Preventing and Reversing Diabetes Complications
For patients living with diabetes, complications can persist even when the disease is well-controlled with synthetic insulin and monitoring. Treatments that intervene at the genetic level to reverse complications have the power to bring healing. At City of Hope, we are developing novel interventions, built on our expertise in understanding the complex genetic modifications that cause complications.
City of Hope is home to diabetes experts from all over the world, who are studying genetic and epigenetic signatures in patients, using data from the most well-known, longest-ranging diabetes clinical trial.

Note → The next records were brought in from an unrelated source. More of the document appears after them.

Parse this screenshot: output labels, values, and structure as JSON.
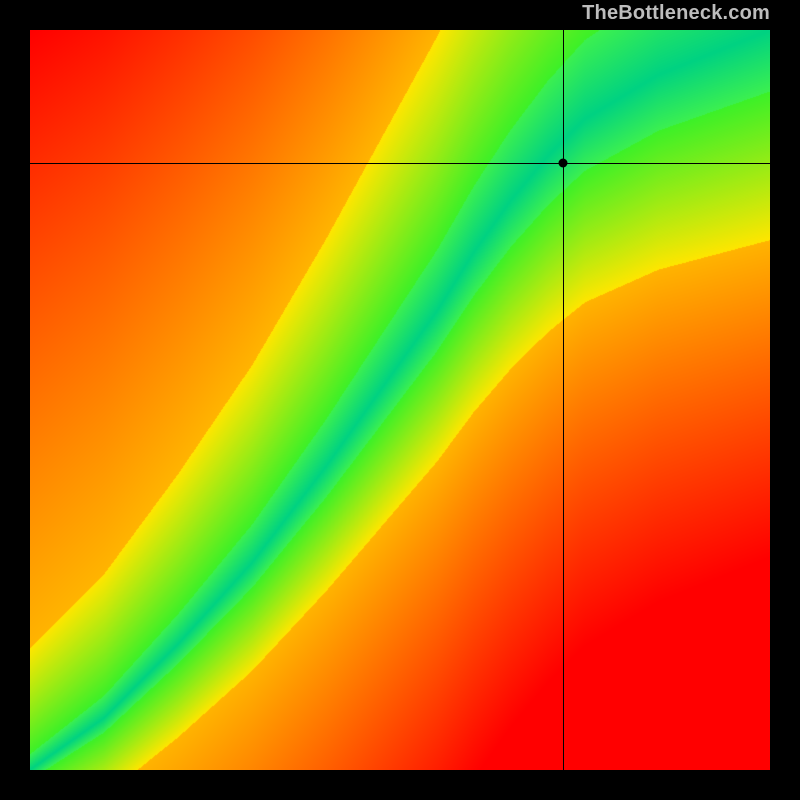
{
  "attribution": "TheBottleneck.com",
  "chart_data": {
    "type": "heatmap",
    "title": "",
    "xlabel": "",
    "ylabel": "",
    "xlim": [
      0,
      100
    ],
    "ylim": [
      0,
      100
    ],
    "colormap": "red-yellow-green-yellow-red",
    "description": "2D bottleneck compatibility heatmap. Green ridge along an S-shaped curve indicates optimal pairing; red regions indicate severe mismatch.",
    "ridge_curve": [
      {
        "x": 0,
        "y": 0
      },
      {
        "x": 10,
        "y": 7
      },
      {
        "x": 20,
        "y": 17
      },
      {
        "x": 30,
        "y": 28
      },
      {
        "x": 40,
        "y": 41
      },
      {
        "x": 50,
        "y": 55
      },
      {
        "x": 55,
        "y": 62
      },
      {
        "x": 60,
        "y": 70
      },
      {
        "x": 65,
        "y": 77
      },
      {
        "x": 70,
        "y": 83
      },
      {
        "x": 75,
        "y": 88
      },
      {
        "x": 85,
        "y": 94
      },
      {
        "x": 100,
        "y": 100
      }
    ],
    "marker": {
      "x": 72,
      "y": 82
    },
    "crosshair": {
      "x": 72,
      "y": 82
    }
  },
  "layout": {
    "plot_left": 30,
    "plot_top": 30,
    "plot_size": 740
  }
}
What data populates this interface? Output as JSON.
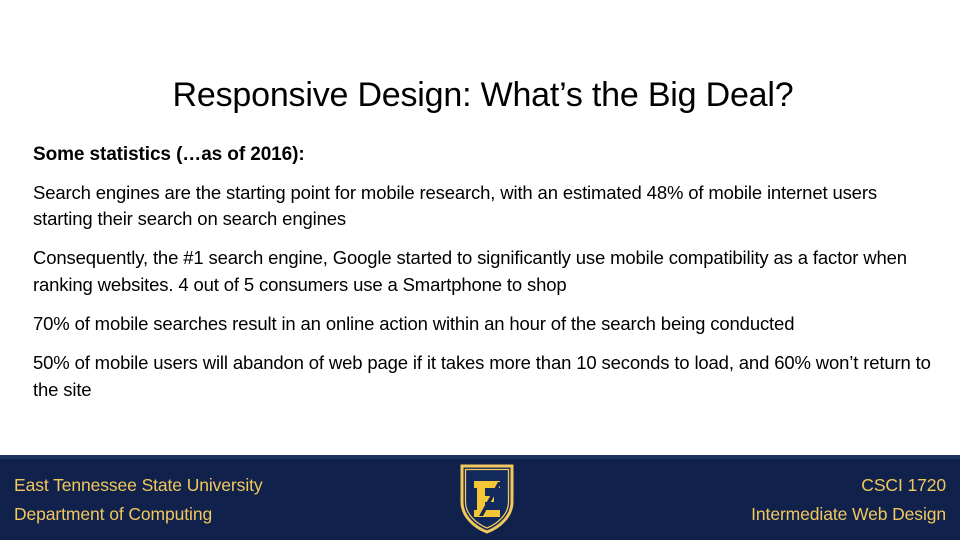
{
  "slide": {
    "title": "Responsive Design: What’s the Big Deal?",
    "background_color": "#ffffff",
    "body": {
      "heading": "Some statistics (…as of 2016):",
      "paragraphs": [
        "Search engines are the starting point for mobile research, with an estimated 48% of mobile internet users starting their search on search engines",
        "Consequently, the #1 search engine, Google started to significantly use mobile compatibility as a factor when ranking websites. 4 out of 5 consumers use a Smartphone to shop",
        "70% of mobile searches result in an online action within an hour of the search being conducted",
        "50% of mobile users will abandon of web page if it takes more than 10 seconds to load, and 60% won’t return to the site"
      ]
    },
    "footer": {
      "background_color": "#10224c",
      "text_color": "#f2c75c",
      "left_line1": "East Tennessee State University",
      "left_line2": "Department of Computing",
      "right_line1": "CSCI 1720",
      "right_line2": "Intermediate Web Design",
      "logo": {
        "name": "etsu-shield-logo",
        "letter": "E",
        "shield_fill": "#12295c",
        "shield_border": "#f2c75c"
      }
    }
  }
}
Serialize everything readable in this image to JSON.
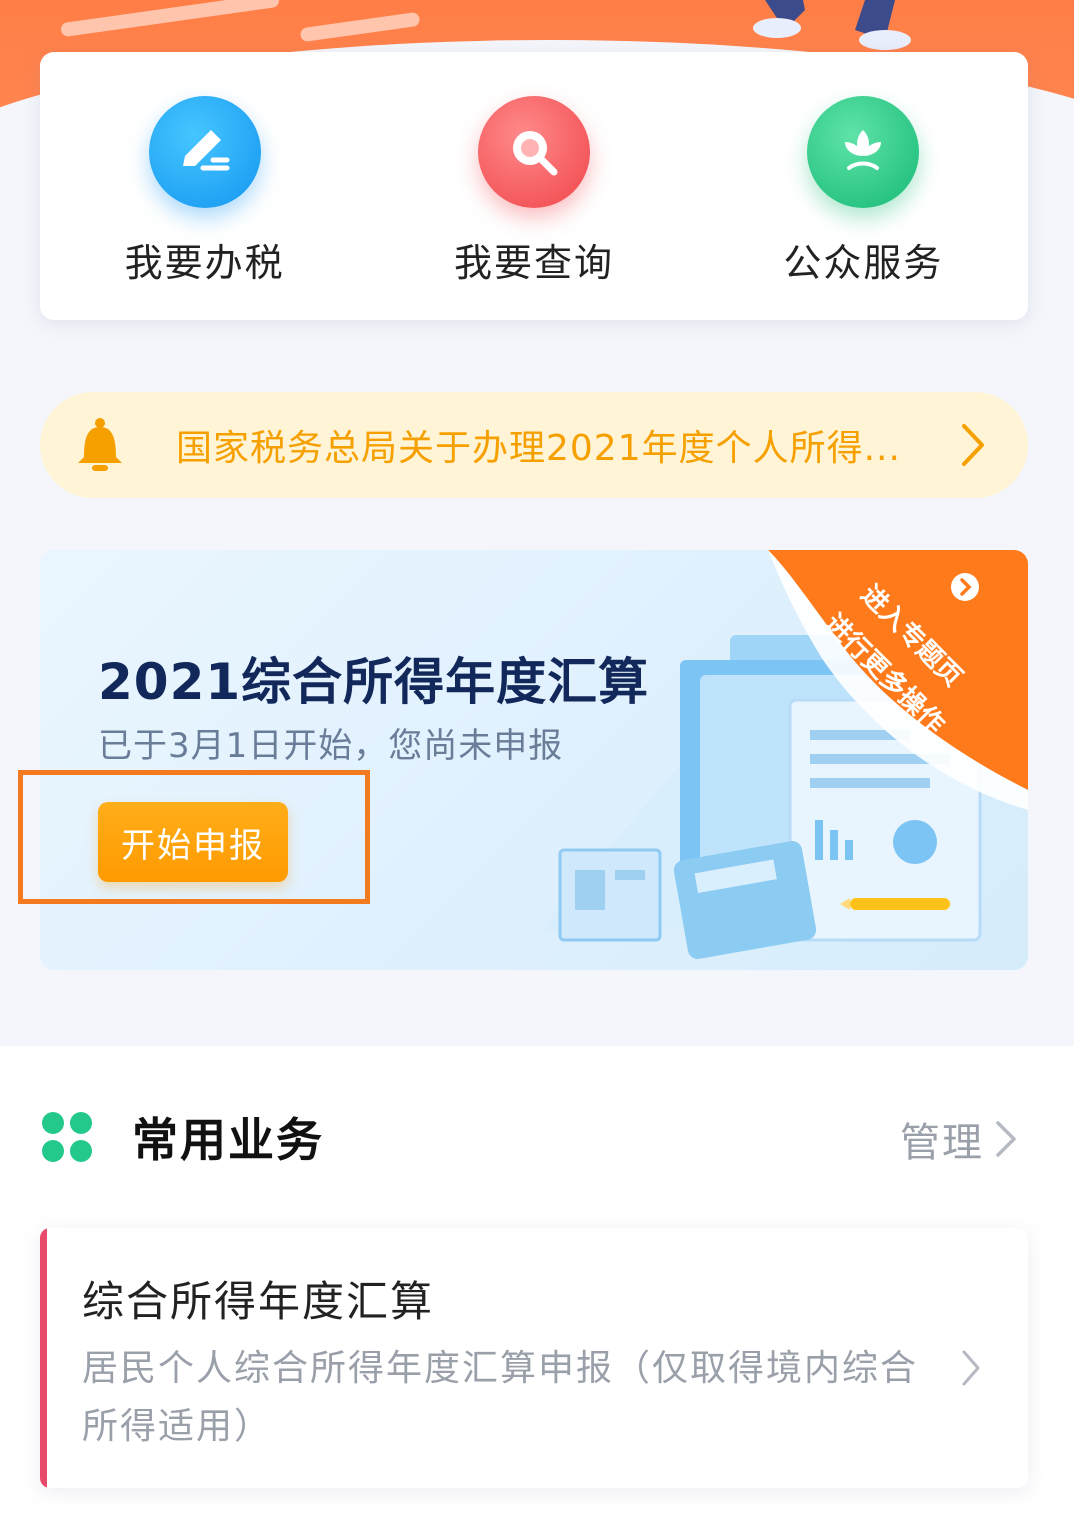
{
  "quick_actions": [
    {
      "label": "我要办税",
      "icon": "edit-icon",
      "color": "#1496f0"
    },
    {
      "label": "我要查询",
      "icon": "search-icon",
      "color": "#f0454a"
    },
    {
      "label": "公众服务",
      "icon": "flower-icon",
      "color": "#16b975"
    }
  ],
  "notice": {
    "text": "国家税务总局关于办理2021年度个人所得...",
    "icon": "bell-icon",
    "color": "#f6a000"
  },
  "banner": {
    "title": "2021综合所得年度汇算",
    "subtitle": "已于3月1日开始，您尚未申报",
    "button_label": "开始申报",
    "corner_line1": "进入专题页",
    "corner_line2": "进行更多操作"
  },
  "common_services": {
    "title": "常用业务",
    "manage_label": "管理",
    "items": [
      {
        "title": "综合所得年度汇算",
        "description": "居民个人综合所得年度汇算申报（仅取得境内综合所得适用）"
      }
    ]
  },
  "colors": {
    "accent_orange": "#ff9a00",
    "banner_title": "#13285a",
    "highlight_border": "#f47a20"
  }
}
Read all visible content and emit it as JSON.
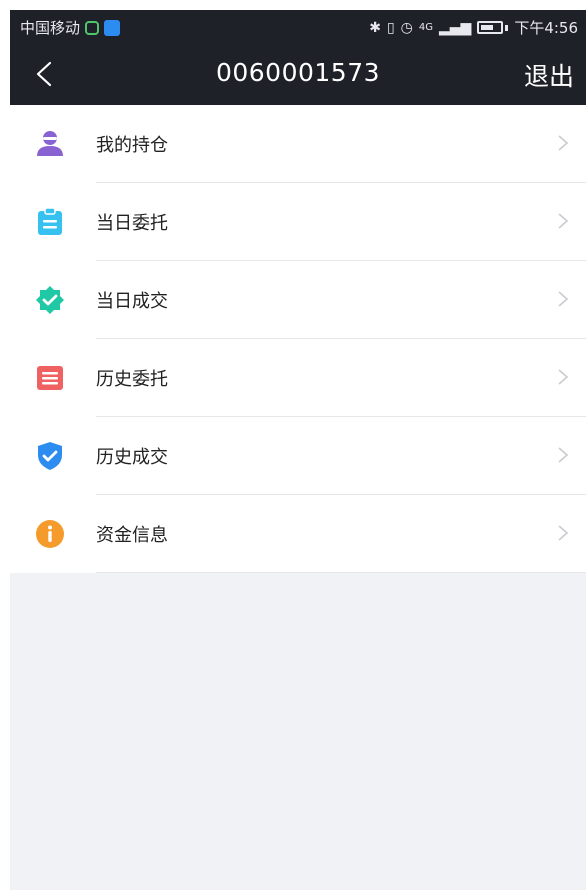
{
  "status_bar": {
    "carrier": "中国移动",
    "network": "4G",
    "time": "下午4:56"
  },
  "nav": {
    "title": "0060001573",
    "logout": "退出"
  },
  "menu": [
    {
      "label": "我的持仓",
      "icon": "user-icon",
      "color": "#8a63d2"
    },
    {
      "label": "当日委托",
      "icon": "clipboard-icon",
      "color": "#36c1f0"
    },
    {
      "label": "当日成交",
      "icon": "verified-badge-icon",
      "color": "#20c9a5"
    },
    {
      "label": "历史委托",
      "icon": "list-icon",
      "color": "#f06262"
    },
    {
      "label": "历史成交",
      "icon": "shield-check-icon",
      "color": "#2d8cf0"
    },
    {
      "label": "资金信息",
      "icon": "info-icon",
      "color": "#f59b2c"
    }
  ]
}
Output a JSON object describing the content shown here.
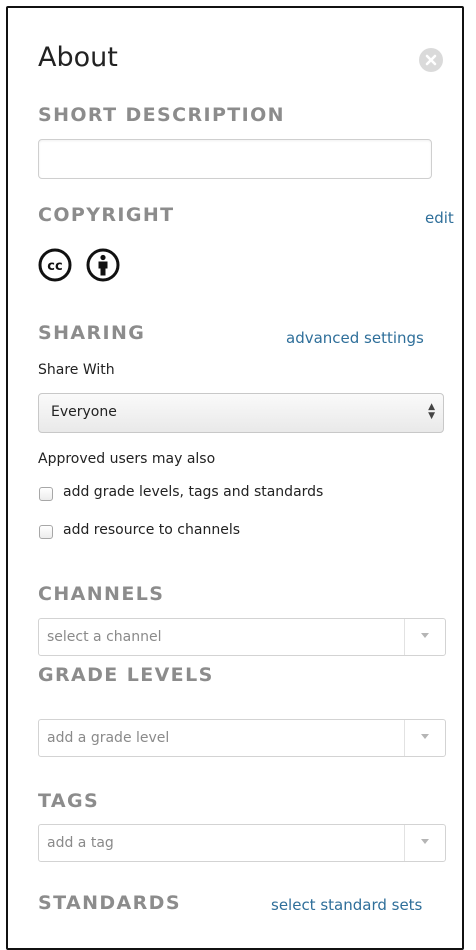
{
  "title": "About",
  "sections": {
    "short_description": {
      "label": "SHORT DESCRIPTION",
      "value": ""
    },
    "copyright": {
      "label": "COPYRIGHT",
      "edit_link": "edit",
      "icons": [
        "cc-icon",
        "attribution-icon"
      ]
    },
    "sharing": {
      "label": "SHARING",
      "advanced_link": "advanced settings",
      "share_with_label": "Share With",
      "share_with_value": "Everyone",
      "approved_label": "Approved users may also",
      "options": [
        {
          "label": "add grade levels, tags and standards",
          "checked": false
        },
        {
          "label": "add resource to channels",
          "checked": false
        }
      ]
    },
    "channels": {
      "label": "CHANNELS",
      "placeholder": "select a channel"
    },
    "grade_levels": {
      "label": "GRADE LEVELS",
      "placeholder": "add a grade level"
    },
    "tags": {
      "label": "TAGS",
      "placeholder": "add a tag"
    },
    "standards": {
      "label": "STANDARDS",
      "select_link": "select standard sets"
    }
  },
  "colors": {
    "link": "#2f6f9a",
    "section_label": "#8c8c8c",
    "panel_border": "#111111"
  }
}
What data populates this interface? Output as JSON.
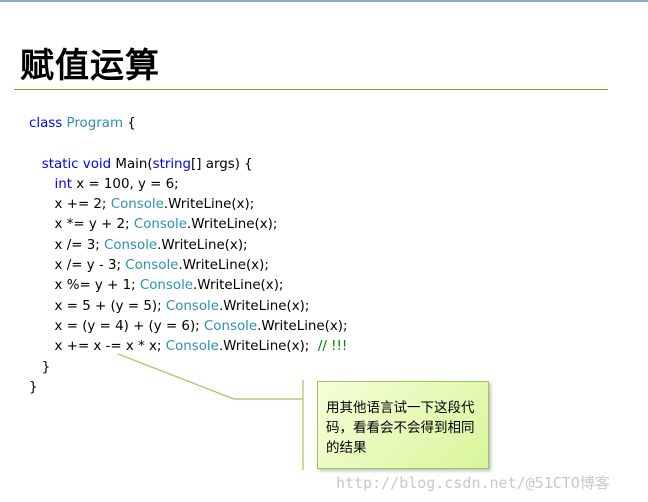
{
  "slide": {
    "title": "赋值运算"
  },
  "code": {
    "lines": [
      [
        {
          "t": "class ",
          "c": "kw"
        },
        {
          "t": "Program",
          "c": "ty"
        },
        {
          "t": " {",
          "c": ""
        }
      ],
      [],
      [
        {
          "t": "   static void ",
          "c": "kw"
        },
        {
          "t": "Main(",
          "c": ""
        },
        {
          "t": "string",
          "c": "kw"
        },
        {
          "t": "[] args) {",
          "c": ""
        }
      ],
      [
        {
          "t": "      int",
          "c": "kw"
        },
        {
          "t": " x = 100, y = 6;",
          "c": ""
        }
      ],
      [
        {
          "t": "      x += 2; ",
          "c": ""
        },
        {
          "t": "Console",
          "c": "ty"
        },
        {
          "t": ".WriteLine(x);",
          "c": ""
        }
      ],
      [
        {
          "t": "      x *= y + 2; ",
          "c": ""
        },
        {
          "t": "Console",
          "c": "ty"
        },
        {
          "t": ".WriteLine(x);",
          "c": ""
        }
      ],
      [
        {
          "t": "      x /= 3; ",
          "c": ""
        },
        {
          "t": "Console",
          "c": "ty"
        },
        {
          "t": ".WriteLine(x);",
          "c": ""
        }
      ],
      [
        {
          "t": "      x /= y - 3; ",
          "c": ""
        },
        {
          "t": "Console",
          "c": "ty"
        },
        {
          "t": ".WriteLine(x);",
          "c": ""
        }
      ],
      [
        {
          "t": "      x %= y + 1; ",
          "c": ""
        },
        {
          "t": "Console",
          "c": "ty"
        },
        {
          "t": ".WriteLine(x);",
          "c": ""
        }
      ],
      [
        {
          "t": "      x = 5 + (y = 5); ",
          "c": ""
        },
        {
          "t": "Console",
          "c": "ty"
        },
        {
          "t": ".WriteLine(x);",
          "c": ""
        }
      ],
      [
        {
          "t": "      x = (y = 4) + (y = 6); ",
          "c": ""
        },
        {
          "t": "Console",
          "c": "ty"
        },
        {
          "t": ".WriteLine(x);",
          "c": ""
        }
      ],
      [
        {
          "t": "      x += x -= x * x; ",
          "c": ""
        },
        {
          "t": "Console",
          "c": "ty"
        },
        {
          "t": ".WriteLine(x);  ",
          "c": ""
        },
        {
          "t": "// !!!",
          "c": "cm"
        }
      ],
      [
        {
          "t": "   }",
          "c": ""
        }
      ],
      [
        {
          "t": "}",
          "c": ""
        }
      ]
    ]
  },
  "callout": {
    "text": "用其他语言试一下这段代码，看看会不会得到相同的结果"
  },
  "watermark": {
    "text": "http://blog.csdn.net/@51CTO博客"
  },
  "colors": {
    "keyword": "#0000ff",
    "type": "#2b91af",
    "comment": "#008000",
    "rule": "#9a9a1c",
    "callout_border": "#9cc85a"
  }
}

Results from recent studies will help us identify which prediabetic patients are at high risk for developing the disease, and which patients will develop debilitating complications. This information will lay the groundwork for using precision medicine approaches to help patients coping with, or at risk for, type 1 diabetes.
Of particular importance is our research in metabolic memory, a phenomenon in which cells “remember” diabetes and act like they are still diseased, even after normal glucose levels are achieved. Molecular changes that create metabolic memory could be caused by epigenetic mechanisms.
The field of epigenetics provides crucial understanding about the ways that changes to genes caused by environmental factors drive disease, specifically chemical modifications on DNA and surrounding proteins that can alter the ways in which genes are expressed, even without the gene itself experiencing a mutation.
This means that harmful complications can persist — and that patients are in need of prevention and interventions that address metabolic memory specifically. Understanding epigenetic mechanisms and their contribution to the persistence of diabetic complications is critical because it could suggest alternative targets for therapy to halt and reverse complications.
Landmark research published by City of Hope researchers showed, for the first time, a connection between complex epigenetic mechanisms, blood glucose levels and diabetic complications in patients with metabolic memory. This research provides direction for novel therapies to address complications and their prevention.